Se abbiamo ben compreso la domanda (formulata in termini così
“stringati”), Lei intenderebbe acquistare una farmacia rilevando tutte, o
in parte, le quote della snc che risulta attualmente titolare
dell’esercizio.
Se è così, si tratterebbe di un acquisto di mere quote sociali (cioè di un
bene mobile qualunque) e non di un’ azienda, e dunque, per ciò stesso,
l’onere sarebbe sostenuto da un “non imprenditore” (come è il socio
subentrante) nei confronti di un altro “non imprenditore” (come è il socio
uscente), al contrario di quel che avverrebbe se invece Lei acquistasse –
dalla snc – la farmacia come tale, senza cioè l’”intermediazione” delle
quote.
Il prezzo da Lei pagato, quindi, non sarebbe deducibile in nessun tempo,
neppure per quote di ammortamento.
Perdipiù, a questa indeducibilità per l’acquirente corrisponde, per il
socio cedente, una imponibilità fiscale modestissima (2 o 4%) – ove egli
abbia provveduto tempestivamente alla rivalutazione delle quote vendute –
del loro prezzo di cessione, o comunque una tassazione ben inferiore a
quella che colpirebbe la società (e quindi – per trasparenza – tutti i
componenti la compagine sociale) in caso di cessione dell’ azienda.

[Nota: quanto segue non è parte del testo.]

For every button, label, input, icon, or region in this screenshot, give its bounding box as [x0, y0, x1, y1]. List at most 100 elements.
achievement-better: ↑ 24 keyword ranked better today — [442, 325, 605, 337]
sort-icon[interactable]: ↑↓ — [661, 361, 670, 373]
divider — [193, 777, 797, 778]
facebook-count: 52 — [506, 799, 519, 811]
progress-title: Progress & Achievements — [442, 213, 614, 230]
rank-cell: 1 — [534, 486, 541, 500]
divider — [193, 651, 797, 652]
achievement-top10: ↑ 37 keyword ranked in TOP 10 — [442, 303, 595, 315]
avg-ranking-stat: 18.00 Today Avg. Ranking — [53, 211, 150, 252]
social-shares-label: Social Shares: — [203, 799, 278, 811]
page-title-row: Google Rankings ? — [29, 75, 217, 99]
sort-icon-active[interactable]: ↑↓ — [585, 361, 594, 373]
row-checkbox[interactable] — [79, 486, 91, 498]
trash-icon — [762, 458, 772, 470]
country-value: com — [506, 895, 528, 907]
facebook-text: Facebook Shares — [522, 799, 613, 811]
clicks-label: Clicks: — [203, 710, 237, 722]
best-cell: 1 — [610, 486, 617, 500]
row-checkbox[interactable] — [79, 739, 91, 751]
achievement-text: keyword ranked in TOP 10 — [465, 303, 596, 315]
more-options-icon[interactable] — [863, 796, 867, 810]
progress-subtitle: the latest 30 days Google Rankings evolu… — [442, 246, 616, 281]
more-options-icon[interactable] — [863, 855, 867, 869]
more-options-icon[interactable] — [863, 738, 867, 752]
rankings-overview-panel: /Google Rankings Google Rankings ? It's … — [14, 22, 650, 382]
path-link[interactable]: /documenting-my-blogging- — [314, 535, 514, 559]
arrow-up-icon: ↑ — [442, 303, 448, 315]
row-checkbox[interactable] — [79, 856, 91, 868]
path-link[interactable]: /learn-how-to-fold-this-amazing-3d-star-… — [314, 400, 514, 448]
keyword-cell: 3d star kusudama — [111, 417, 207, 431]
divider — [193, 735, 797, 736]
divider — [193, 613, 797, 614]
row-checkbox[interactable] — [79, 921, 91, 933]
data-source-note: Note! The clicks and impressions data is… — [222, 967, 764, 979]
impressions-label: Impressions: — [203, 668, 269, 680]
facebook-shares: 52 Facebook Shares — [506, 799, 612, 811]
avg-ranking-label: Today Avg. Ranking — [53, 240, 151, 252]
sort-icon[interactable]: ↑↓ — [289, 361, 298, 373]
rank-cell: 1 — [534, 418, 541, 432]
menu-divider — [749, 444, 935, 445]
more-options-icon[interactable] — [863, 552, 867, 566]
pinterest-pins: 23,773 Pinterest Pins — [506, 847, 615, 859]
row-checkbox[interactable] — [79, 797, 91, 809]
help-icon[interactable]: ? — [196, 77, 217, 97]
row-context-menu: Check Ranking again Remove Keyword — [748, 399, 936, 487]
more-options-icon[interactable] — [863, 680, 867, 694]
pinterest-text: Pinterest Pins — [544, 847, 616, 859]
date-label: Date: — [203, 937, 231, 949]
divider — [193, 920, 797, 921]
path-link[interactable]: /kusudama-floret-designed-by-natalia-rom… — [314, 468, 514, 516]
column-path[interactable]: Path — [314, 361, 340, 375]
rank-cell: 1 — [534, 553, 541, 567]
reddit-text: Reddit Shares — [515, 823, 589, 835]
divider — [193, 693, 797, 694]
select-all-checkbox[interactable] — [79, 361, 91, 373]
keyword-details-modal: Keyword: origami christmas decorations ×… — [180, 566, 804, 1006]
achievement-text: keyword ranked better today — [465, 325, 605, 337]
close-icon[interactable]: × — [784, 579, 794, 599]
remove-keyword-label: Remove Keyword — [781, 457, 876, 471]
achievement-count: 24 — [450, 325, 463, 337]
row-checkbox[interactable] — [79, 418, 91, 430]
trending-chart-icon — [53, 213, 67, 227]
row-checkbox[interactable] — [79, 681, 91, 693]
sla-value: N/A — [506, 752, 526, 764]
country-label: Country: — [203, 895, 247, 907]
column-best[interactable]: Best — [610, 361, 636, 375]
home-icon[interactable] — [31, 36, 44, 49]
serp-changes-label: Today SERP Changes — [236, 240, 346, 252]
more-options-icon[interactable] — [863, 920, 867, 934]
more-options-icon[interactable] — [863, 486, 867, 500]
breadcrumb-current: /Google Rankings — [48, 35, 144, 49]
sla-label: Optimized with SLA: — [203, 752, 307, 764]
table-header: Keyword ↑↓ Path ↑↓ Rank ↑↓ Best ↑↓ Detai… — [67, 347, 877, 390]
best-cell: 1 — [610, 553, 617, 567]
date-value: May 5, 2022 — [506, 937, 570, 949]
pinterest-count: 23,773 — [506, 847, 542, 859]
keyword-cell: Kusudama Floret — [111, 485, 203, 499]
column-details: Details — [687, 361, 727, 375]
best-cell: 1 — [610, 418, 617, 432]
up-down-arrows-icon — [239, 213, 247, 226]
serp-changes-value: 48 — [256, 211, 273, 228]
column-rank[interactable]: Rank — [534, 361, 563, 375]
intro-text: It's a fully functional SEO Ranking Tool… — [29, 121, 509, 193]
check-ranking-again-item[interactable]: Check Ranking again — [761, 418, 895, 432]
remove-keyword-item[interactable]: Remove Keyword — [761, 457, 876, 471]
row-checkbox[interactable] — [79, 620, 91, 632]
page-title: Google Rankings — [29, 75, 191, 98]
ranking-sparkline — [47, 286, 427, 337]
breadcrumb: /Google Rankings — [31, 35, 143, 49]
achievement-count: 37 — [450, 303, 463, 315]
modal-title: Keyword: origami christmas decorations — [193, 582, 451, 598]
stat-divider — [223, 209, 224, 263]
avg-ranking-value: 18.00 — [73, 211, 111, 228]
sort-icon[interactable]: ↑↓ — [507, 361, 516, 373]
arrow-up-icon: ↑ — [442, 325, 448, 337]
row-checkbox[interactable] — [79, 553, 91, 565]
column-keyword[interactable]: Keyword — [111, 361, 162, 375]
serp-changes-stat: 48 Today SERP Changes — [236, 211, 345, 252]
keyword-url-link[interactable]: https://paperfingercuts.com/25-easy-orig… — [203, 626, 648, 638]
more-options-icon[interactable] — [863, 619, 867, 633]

In quest’ultima evenienza, infatti, l’aliquota d’imposta a cui verrebbe
assoggettato l’avviamento (cioè, in pratica, l’ intero prezzo di cessione
, escluse le merci, ove naturalmente esso costituisca integralmente una
plusvalenza) sarebbe, come si è già ricordato altre volte (da ultimo, v.
Sediva news del 09/09/2008), circa del 40/43%, mentre in caso di
cessione di quote il capital gain (differenza tra il valore di vendita e
quello originario d’acquisto) subirebbe l’imposizione del 16/18%,
destinata tuttavia a salire – dall’1/1/2009 – al 21/22%.
Proprio tali diverse conseguenze sul piano fiscale – ed anche questo è
stato già sottolineato in precedenza – finiscono quindi, in pratica, per
incidere spesso nella formazione del prezzo finale di cessione.